I’m more interested in the role that the images created by directors like him play in an image culture at large, rather than making direct references. The images that these directors created long ago still have cultural relevance and that’s why it’s fun to draw on them, question them. As with many female artists, female directors have been edited out of history. The images of women as well as of men that were shaped by these movies is so dominating, so I take up their archetypes. They linger in our collective consciousness and it’s up to us to define whether they are still relevant or not.
Like exploitation cinema that draws upon certain genres to subvert them?
Yes, but not as direct. The poster I am working on right now is based on the cover of a romantic pulp novel. This type of image, a woman in 1950s dress running through the dungeon of a medieval castle, discovering a secret door, was common for novels aimed at a female readership up until the 1960s. So, I took this ridiculous selfie and inserted myself into this typical cover. Similar to »Satan in Skirts«, I use my own picture to show that these images are not about specific women but a generalized female protagonist.
The hands holding the flashlight were especially fun to paint. They refer to the sexual hypersignification as used by many directors —a woman grabbing a door handle, that kind of thing—and to what is dismissively called ›doorknob‹ cinema as a concept that relies on doors and windows as narrative devices.
When art is fun, it immediately becomes suspicious—how critical can something so enjoyable be? But, of course, the question of humor is also inherently political.
What we find to be funny says a lot about who we are as a society. In this regard, I am just barely scratching the surface, in a very mild and tender way.
You seem to approach new techniques and materials with ease. What is your work process like?
It’s nice that it appears this way! I put a lot of thought into the surfaces and materials I use. In the end, a finished piece has to successfully combine material and image. But I can say that everything starts with a color mood. I give the object or image a color and then see what happens, like a double exposure. This mood defines how the work will develop, and this will greatly influence the depicted motif. Figuring this out can sometimes be very fast, sometimes it takes forever.
When I depict mimetic scenes, I paint as beautifully and exerted as possible, so there is always this twee moment. It’s really almost like applying makeup. The finer the brushwork, the better. Other elements in the paintings are, in contrast, very graphic, and big swooshes I can do for fun. When painting the large chimneys, for example, I go on a rampage.

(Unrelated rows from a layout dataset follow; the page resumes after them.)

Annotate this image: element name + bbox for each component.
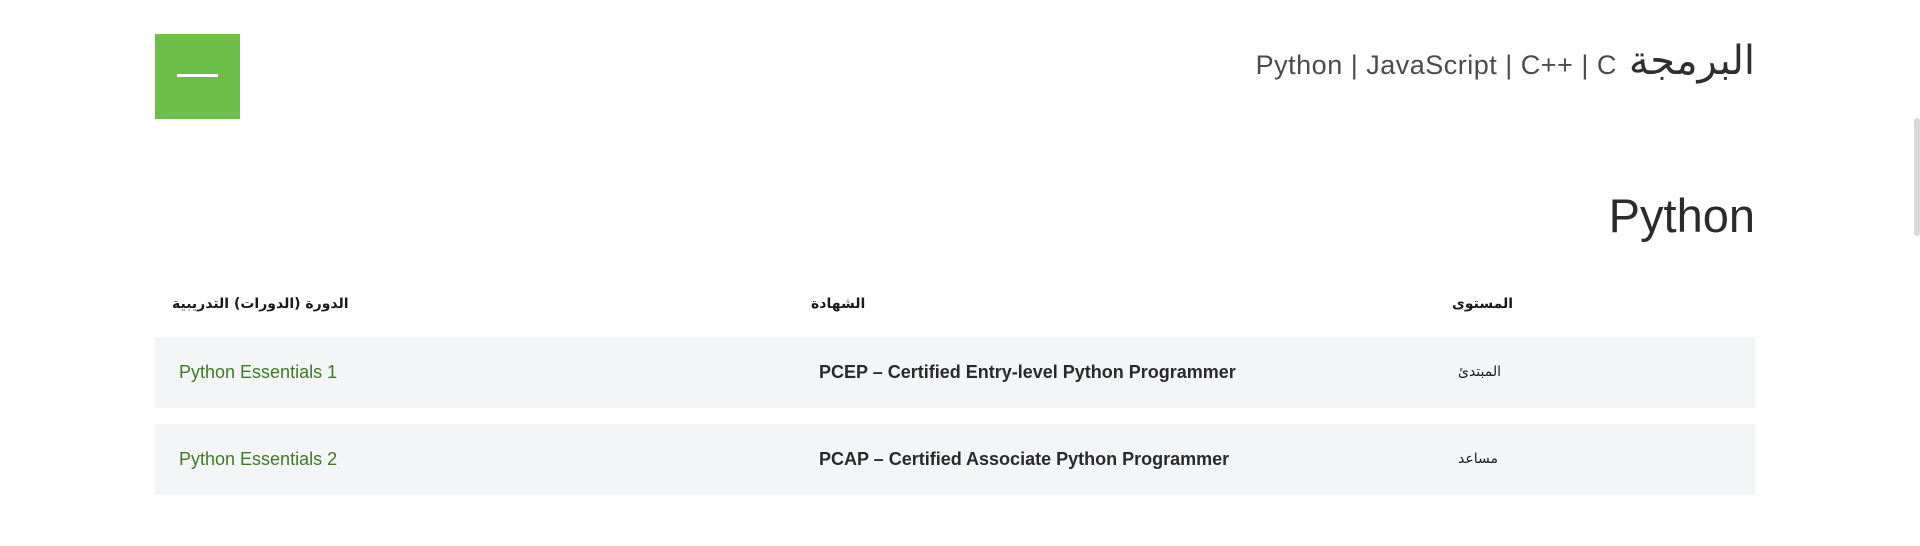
header-level: المستوى (1452, 296, 1514, 312)
header-course: الدورة (الدورات) التدريبية (172, 296, 349, 312)
section-heading: Python | JavaScript | C++ | C البرمجة (1256, 38, 1755, 84)
table-row: Python Essentials 2 PCAP – Certified Ass… (155, 424, 1755, 495)
section-languages: Python | JavaScript | C++ | C (1255, 50, 1617, 80)
course-link[interactable]: Python Essentials 1 (179, 337, 337, 408)
certificate-name: PCEP – Certified Entry-level Python Prog… (819, 362, 1236, 382)
collapse-toggle-button[interactable] (155, 34, 240, 119)
level-label: مساعد (1458, 451, 1498, 467)
certificate-name: PCAP – Certified Associate Python Progra… (819, 449, 1230, 469)
subsection-title: Python (1608, 189, 1755, 242)
header-certificate: الشهادة (811, 296, 866, 312)
minus-icon (177, 74, 218, 77)
table-header-row: الدورة (الدورات) التدريبية الشهادة المست… (155, 290, 1755, 322)
table-row: Python Essentials 1 PCEP – Certified Ent… (155, 337, 1755, 408)
course-link[interactable]: Python Essentials 2 (179, 424, 337, 495)
level-label: المبتدئ (1458, 364, 1502, 380)
scrollbar-thumb[interactable] (1914, 118, 1920, 236)
section-title: البرمجة (1628, 38, 1755, 84)
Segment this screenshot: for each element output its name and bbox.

Some of your paintings seem like empty stages—an ominous scenery, where one would imagine a particular disastrous event taking place. Sometimes they deliberately exhibit their constructedness, giving the viewer a glimpse ›behind-the-scenes‹ by—in theater terms—breaking the fourth wall, like your chimneys.
This stage-like effect allows the viewer to be part of the mise-en-scène. A painting is always a window, and I want to reverse that and toy with the expectations of the viewer. It’s what I like about old horror movies that play on the invisible and uncertain. The look of dread on the face of a protagonist… There’s also an empowering moment in placing my figures in such a scene. In the paintings where they do appear, they almost become part of their surroundings, the architecture, and the decor. They become sovereigns of these scenes, which are ambiguous and let the viewers anticipate the narrative. The characters often look back at the viewer, reflecting their gaze, which has something uncomfortable about it.